Friday 2 July 2010

How to be 100.

I generally ignore the front page of newspapers, on the grounds that no matter what they're getting excited about, its unlikely to affect me personally. At one end of the spectrum they're getting into a lather about whether Jordan has decided to have them enhanced, diminished or moved to a different venue altogether, and at the other, more serious, end we are likely to have more detail than I really require on the need for fiscal restraint, which is an impossibly hard notion to get over to my wife, even in the simplest terms ("I said NO!, the bank has got a headache, take them back to the shop"). And after years of the Brown Bear's glare, do we in this neck of rural Lib.Dem/Con.-land really give a stuff about who might lead the Labour Party into their glorious future.
Yesterday was different. As I passed the newsagent I looked on the rack and there, occupying the entire front page of the Independent, displayed for all to see, was a picture of me, naked. I looked again and saw that it was actually 7 pictures of me at different ages, striding in single file across the page, with a baby boy at one end, several assorted handsome hunks in the middle, and on the far right was a bent, wrinkled, grey-haired old geezer. Poor old thing...not taken from my best angle.
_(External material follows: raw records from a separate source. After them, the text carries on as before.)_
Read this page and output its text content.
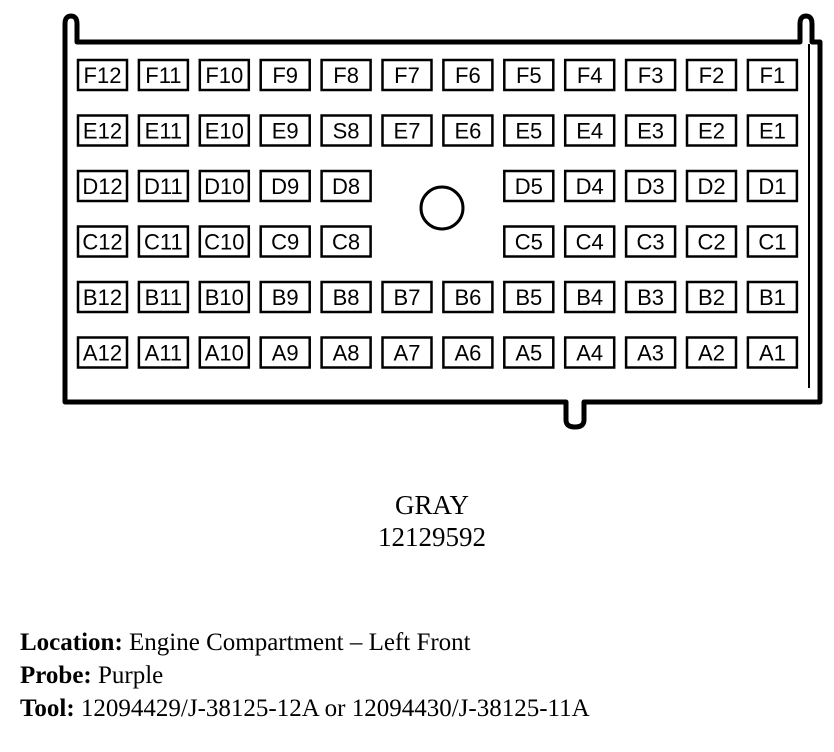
F12 F11 F10 F9 F8 F7 F6 F5 F4 F3 F2 F1
E12 E11 E10 E9 S8 E7 E6 E5 E4 E3 E2 E1
D12 D11 D10 D9 D8	D5 D4 D3 D2 D1
C12 C11 C10 C9 C8	C5 C4 C3 C2 C1
B12 B11 B10 B9 B8 B7 B6 B5 B4 B3 B2 B1
A12 A11 A10 A9 A8 A7 A6 A5 A4 A3 A2 A1
GRAY
12129592
Location: Engine Compartment – Left Front
Probe: Purple
Tool: 12094429/J-38125-12A or 12094430/J-38125-11A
The banner headline was "Have you got longevity genes? Scientists discover what makes us live longer", then the usual guff about "new tests", "life expectancy of 100", "ethical implications" etc. This was clearly going to change my life. After a whole page 2 of exciting stuff from a philosopher and a Science Editor, tucked away on page 3 was a more sober assessment of this much-trumpeted research. Professor Tom Kirkwood, an acknowledged expert on ageing, said that he is unconvinced by the claims, as the sample size was too small to justify any confidence, and the statement that the new test could predict longevity, let alone increase it, was open to serious misunderstanding.
Why can't journalists agree to be boring and truthful about science, instead of hypeing it up every time?
The Telegraph's approach suits me better, when they're not droning on about MPs expenses for duck-houses, because they don't seem to be as worried about political correctness as the more liberal papers. Admittedly they do tend to worry excessively about whether Andy Murray should bow to the Queen, but they had quite a good summary of the Englishman's attitude to Murray recently, pointing out that
when he's brutish and brattish he's Scottish but when he wins and he's skittish he's British.
Now we've had the Nadal match its fairly clear that I shan't live to be 100, but with another 5 years of reading about another unsuccessful dour Scot it will probably feel like it.